This line caught my attention as I was reading the second chapter in James out of the Message paraphrase. Here's James 2:8-13 (I've linked to several versions) so you can catch the context:
You do well when you complete the Royal Rule of the Scriptures: "Love others as you love yourself." But if you play up to these so-called important people, you go against the Rule and stand convicted by it. You can't pick and choose in these things, specializing in keeping one or two things in God's law and ignoring others. The same God who said, "Don't commit adultery," also said, "Don't murder." If you don't commit adultery but go ahead and murder, do you think your non-adultery will cancel out your murder? No, you're a murderer, period.
Talk and act like a person expecting to be judged by the Rule that sets us free. For if you refuse to act kindly, you can hardly expect to be treated kindly. Kind mercy wins over harsh judgment every time.
As I look at this passage in a few versions, I'm impressed that God will treat me as I'm treating others. So for the last couple of days I've been thinking about what kind mercy looks like contrasted with harsh judgment in my daily life.

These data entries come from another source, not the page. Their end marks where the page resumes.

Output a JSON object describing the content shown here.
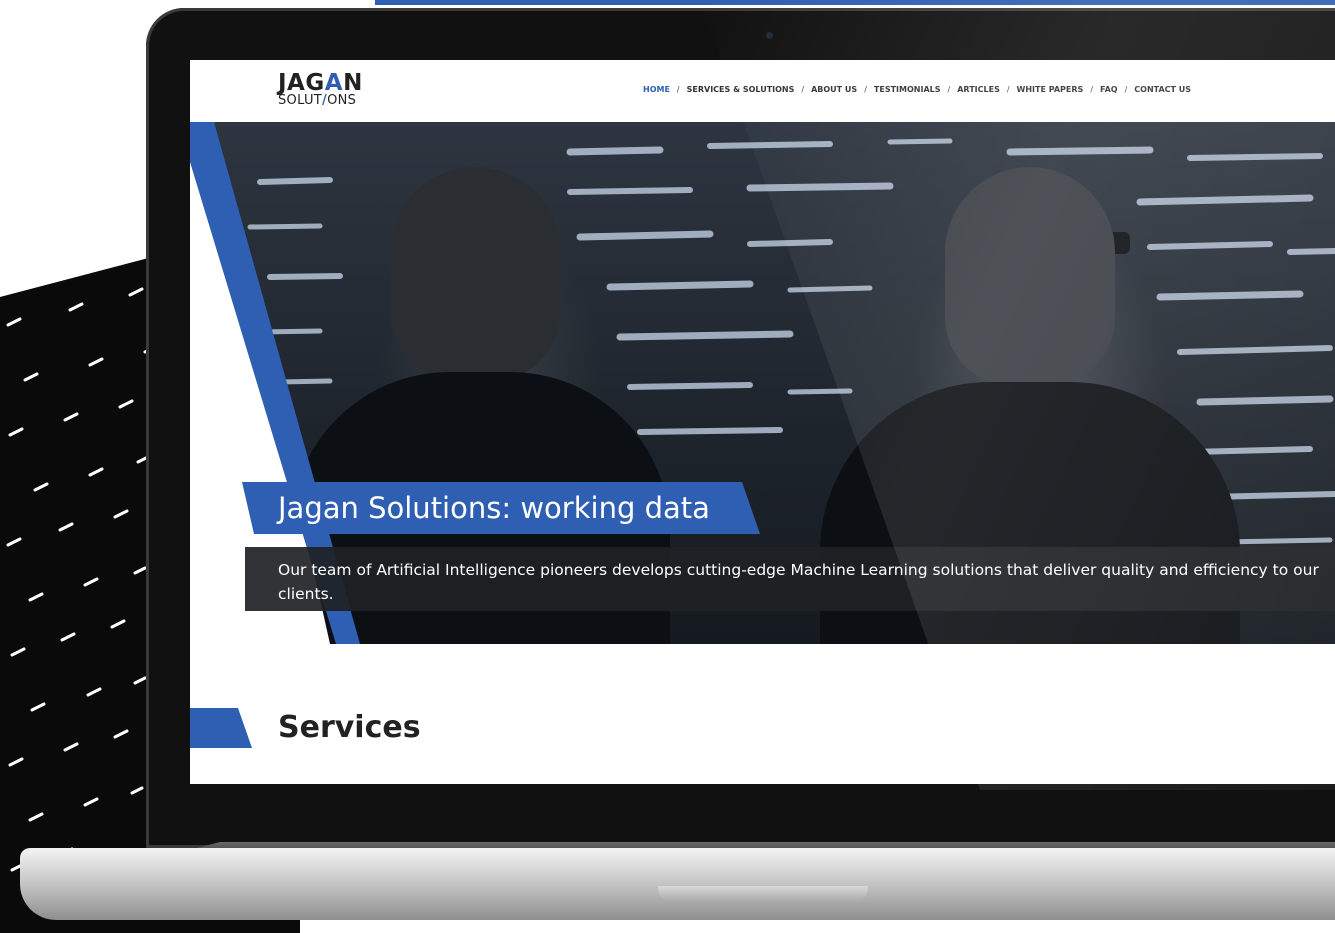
{
  "logo": {
    "top_pre": "JAG",
    "top_accent": "A",
    "top_post": "N",
    "bottom_pre": "SOLUT",
    "bottom_accent": "/",
    "bottom_post": "ONS"
  },
  "nav": {
    "items": [
      "HOME",
      "SERVICES & SOLUTIONS",
      "ABOUT US",
      "TESTIMONIALS",
      "ARTICLES",
      "WHITE PAPERS",
      "FAQ",
      "CONTACT US"
    ],
    "separator": "/",
    "active": "HOME"
  },
  "hero": {
    "title_strong": "Jagan Solutions:",
    "title_rest": " working data",
    "description": "Our team of Artificial Intelligence pioneers develops cutting-edge Machine Learning solutions that deliver quality and efficiency to our clients."
  },
  "services": {
    "heading": "Services"
  },
  "colors": {
    "accent": "#2f5fb3",
    "dark": "#222222"
  }
}
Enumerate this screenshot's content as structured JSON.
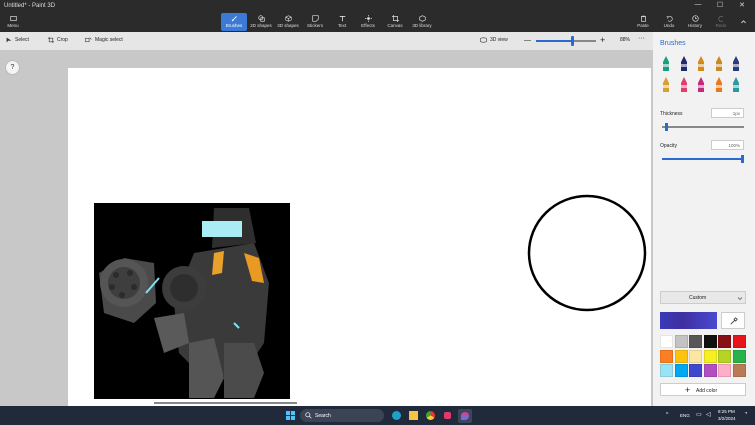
{
  "window": {
    "title": "Untitled* - Paint 3D"
  },
  "ribbon": {
    "menu_label": "Menu",
    "tools": [
      {
        "label": "Brushes",
        "icon": "brush-icon"
      },
      {
        "label": "2D shapes",
        "icon": "2d-shapes-icon"
      },
      {
        "label": "3D shapes",
        "icon": "3d-shapes-icon"
      },
      {
        "label": "Stickers",
        "icon": "stickers-icon"
      },
      {
        "label": "Text",
        "icon": "text-icon"
      },
      {
        "label": "Effects",
        "icon": "effects-icon"
      },
      {
        "label": "Canvas",
        "icon": "canvas-icon"
      },
      {
        "label": "3D library",
        "icon": "3d-library-icon"
      }
    ],
    "right_tools": [
      {
        "label": "Paste",
        "icon": "paste-icon"
      },
      {
        "label": "Undo",
        "icon": "undo-icon"
      },
      {
        "label": "History",
        "icon": "history-icon"
      },
      {
        "label": "Redo",
        "icon": "redo-icon"
      }
    ]
  },
  "toolbar": {
    "select_label": "Select",
    "crop_label": "Crop",
    "magic_select_label": "Magic select",
    "view_3d_label": "3D view",
    "zoom": "88%",
    "zoom_fraction": 0.6,
    "more": "···"
  },
  "help": "?",
  "panel": {
    "title": "Brushes",
    "thickness_label": "Thickness",
    "thickness_value": "1px",
    "thickness_fraction": 0.05,
    "opacity_label": "Opacity",
    "opacity_value": "100%",
    "opacity_fraction": 1.0,
    "color_mode": "Custom",
    "current_color": "#3a3ab8",
    "add_color_label": "Add color",
    "palette": [
      "#ffffff",
      "#c3c3c3",
      "#585858",
      "#111111",
      "#881015",
      "#e8141c",
      "#fd7f23",
      "#fdc30e",
      "#fde6a4",
      "#f7ef22",
      "#b5d423",
      "#27b24b",
      "#98e4f5",
      "#00a8f3",
      "#3f48cc",
      "#b24ec2",
      "#ffaec8",
      "#b97a56"
    ],
    "brushes": [
      "marker-icon",
      "calligraphy-pen-icon",
      "oil-brush-icon",
      "watercolor-icon",
      "pencil-icon",
      "eraser-icon",
      "crayon-icon",
      "pixel-pen-icon",
      "spray-can-icon",
      "fill-icon"
    ]
  },
  "taskbar": {
    "search_label": "Search",
    "lang": "ENG",
    "time": "8:25 PM",
    "date": "3/2/2024"
  }
}
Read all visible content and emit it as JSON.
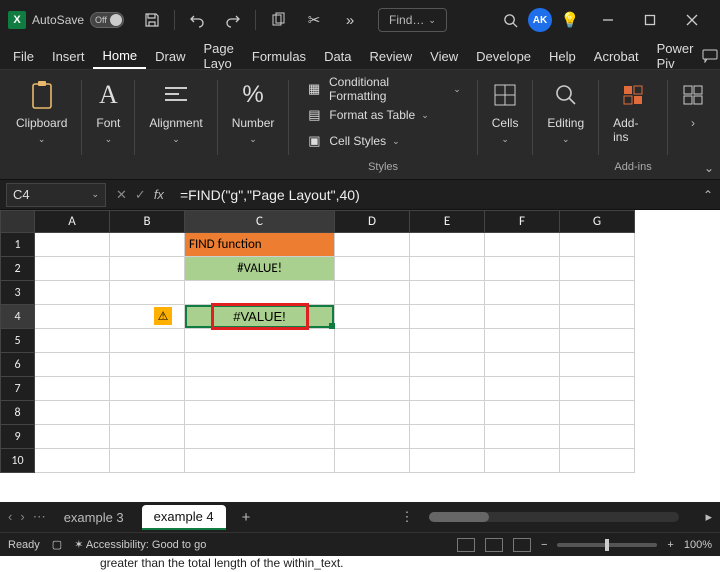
{
  "titlebar": {
    "autosave_label": "AutoSave",
    "autosave_state": "Off",
    "search_text": "Find…",
    "avatar_initials": "AK"
  },
  "tabs": {
    "items": [
      "File",
      "Insert",
      "Home",
      "Draw",
      "Page Layo",
      "Formulas",
      "Data",
      "Review",
      "View",
      "Develope",
      "Help",
      "Acrobat",
      "Power Piv"
    ],
    "active_index": 2
  },
  "ribbon": {
    "clipboard": "Clipboard",
    "font": "Font",
    "alignment": "Alignment",
    "number": "Number",
    "styles_group": "Styles",
    "cond_fmt": "Conditional Formatting",
    "fmt_table": "Format as Table",
    "cell_styles": "Cell Styles",
    "cells": "Cells",
    "editing": "Editing",
    "addins": "Add-ins",
    "addins_group": "Add-ins"
  },
  "formula": {
    "name_box": "C4",
    "text": "=FIND(\"g\",\"Page Layout\",40)"
  },
  "grid": {
    "columns": [
      "A",
      "B",
      "C",
      "D",
      "E",
      "F",
      "G"
    ],
    "rows": [
      "1",
      "2",
      "3",
      "4",
      "5",
      "6",
      "7",
      "8",
      "9",
      "10"
    ],
    "c1": "FIND function",
    "c2": "#VALUE!",
    "c4": "#VALUE!",
    "active_col": "C",
    "active_row": "4"
  },
  "sheettabs": {
    "tabs": [
      "example 3",
      "example 4"
    ],
    "active_index": 1
  },
  "status": {
    "ready": "Ready",
    "accessibility": "Accessibility: Good to go",
    "zoom": "100%"
  },
  "tail_text": "greater than the total length of the within_text."
}
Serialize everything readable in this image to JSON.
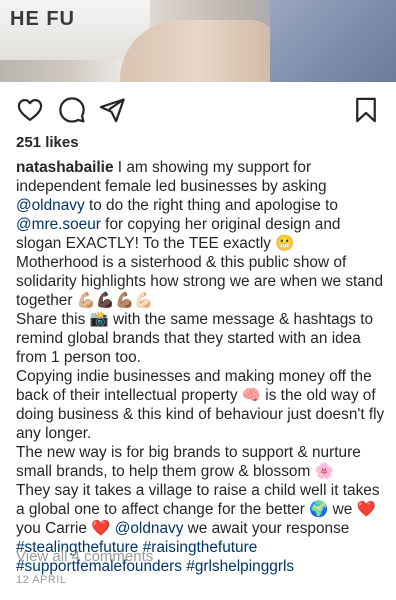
{
  "photo": {
    "shirt_text": "HE FU"
  },
  "actions": {
    "like_icon": "heart-outline",
    "comment_icon": "speech-bubble",
    "share_icon": "paper-plane",
    "save_icon": "bookmark"
  },
  "likes": "251 likes",
  "caption": {
    "username": "natashabailie",
    "p1_a": " I am showing my support for independent female led businesses by asking ",
    "mention1": "@oldnavy",
    "p1_b": " to do the right thing and apologise to ",
    "mention2": "@mre.soeur",
    "p1_c": " for copying her original design and slogan EXACTLY! To the TEE exactly 😬",
    "p2": "Motherhood is a sisterhood & this public show of solidarity highlights how strong we are when we stand together 💪🏼💪🏿💪🏽💪🏻",
    "p3": "Share this 📸 with the same message & hashtags to remind global brands that they started with an idea from 1 person too.",
    "p4": "Copying indie businesses and making money off the back of their intellectual property 🧠 is the old way of doing business & this kind of behaviour just doesn't fly any longer.",
    "p5": "The new way is for big brands to support & nurture small brands, to help them grow & blossom 🌸",
    "p6_a": "They say it takes a village to raise a child well it takes a global one to affect change for the better 🌍 we ❤️ you Carrie ❤️ ",
    "mention3": "@oldnavy",
    "p6_b": " we await your response",
    "hashtags_line1": "#stealingthefuture #raisingthefuture",
    "hashtags_line2": "#supportfemalefounders #grlshelpinggrls"
  },
  "view_all": "View all 4 comments",
  "date": "12 APRIL"
}
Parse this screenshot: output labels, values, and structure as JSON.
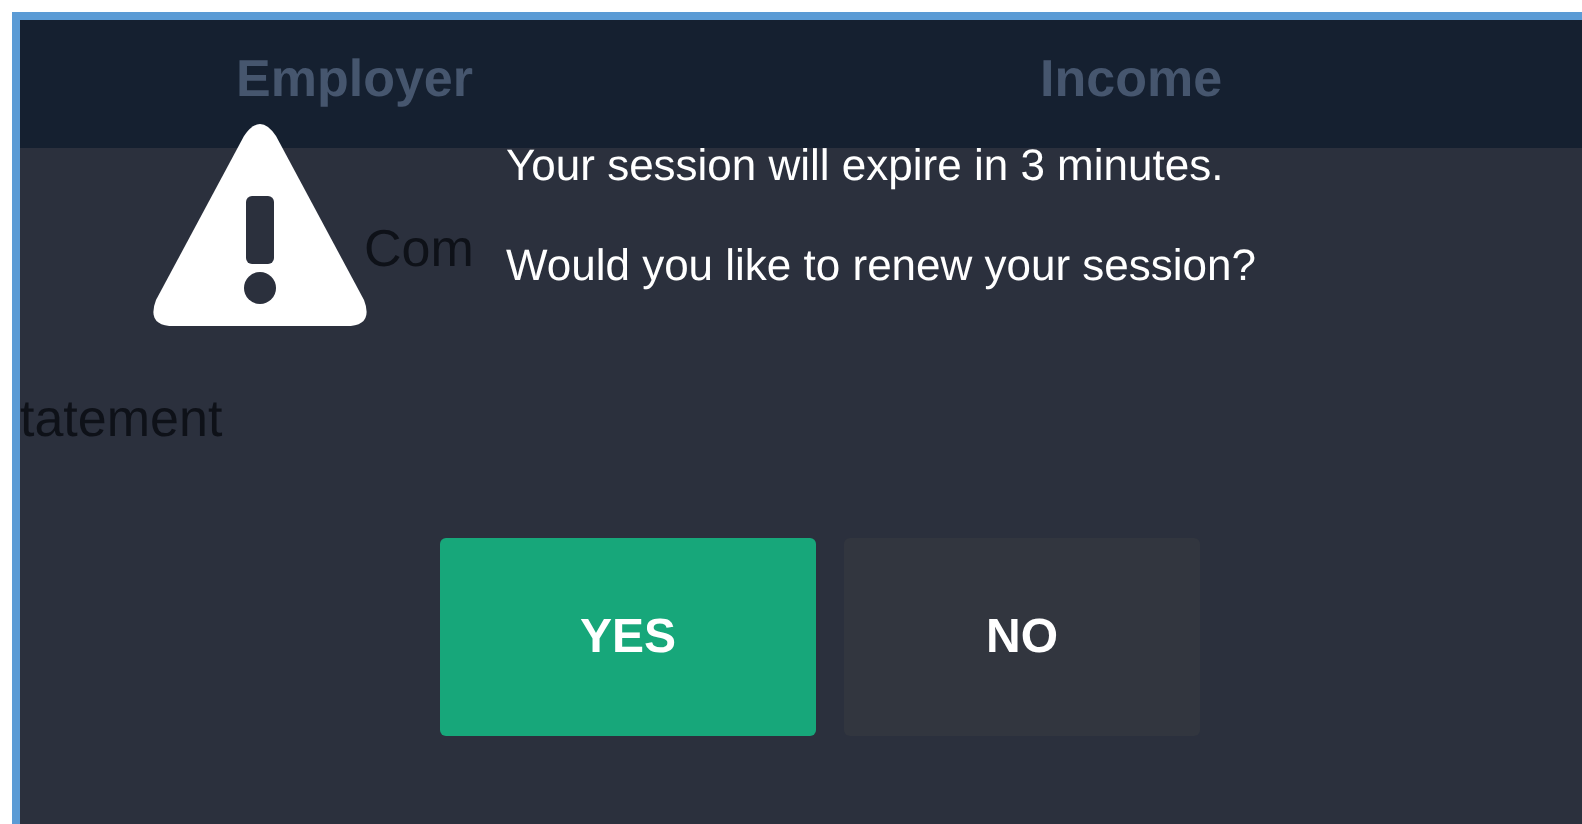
{
  "background": {
    "table_headers": [
      "Employer",
      "Income"
    ],
    "cell_fragment": "Com",
    "text_fragment": "tatement"
  },
  "dialog": {
    "message": "Your session will expire in 3 minutes. Would you like to renew your session?",
    "buttons": [
      {
        "label": "YES",
        "kind": "primary"
      },
      {
        "label": "NO",
        "kind": "secondary"
      }
    ]
  }
}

Sometimes I can get results oriented to the point where I just want to point out the problem and have someone fix it. Be it my sons, spouse, employees or whoever. Sometimes I don't want to take the time to see where the person I want to "fix it" is coming from, or to just open up a dialogue and see what's going on with them. I can be harsh; there's a problem where these people are not meeting up to what I feel is expected/needed and they need to adjust, work harder - in short, "fix it". Repeatedly in life I've seen that when I become more concerned about the person than getting the results I want, that the relationship is enhanced and we're able to more effectively work together to get to those results. It's just that I don't even think this way at all unless I'm plugged into God and His mercy.
I think these words from scripture are great for community life, especially in the church. If we are more merciful with each other and outsiders, it is more effective than harsh judgment. It breaks my heart to hear people pass judgment on someone in church when they are messing up, rather than reaching out a hand to help them out of their problems. I'm uncomfortable when I hear someone criticizing the church if I don't see that person being a loving part of the church, working to make things better (and whenever I'm part of any group, the church included, I need to live in mercy because people are always going to disappointment me because people are not perfect). I struggle with the balance between pointing out the truth when something is wrong, and being merciful. If something is harmful I need to be honest about it so that can be fixed; but how I go about being honest makes a real difference.
Do you ever struggle with being honest but not harsh? Is giving kind mercy easy for you? What helps you extend kind mercy?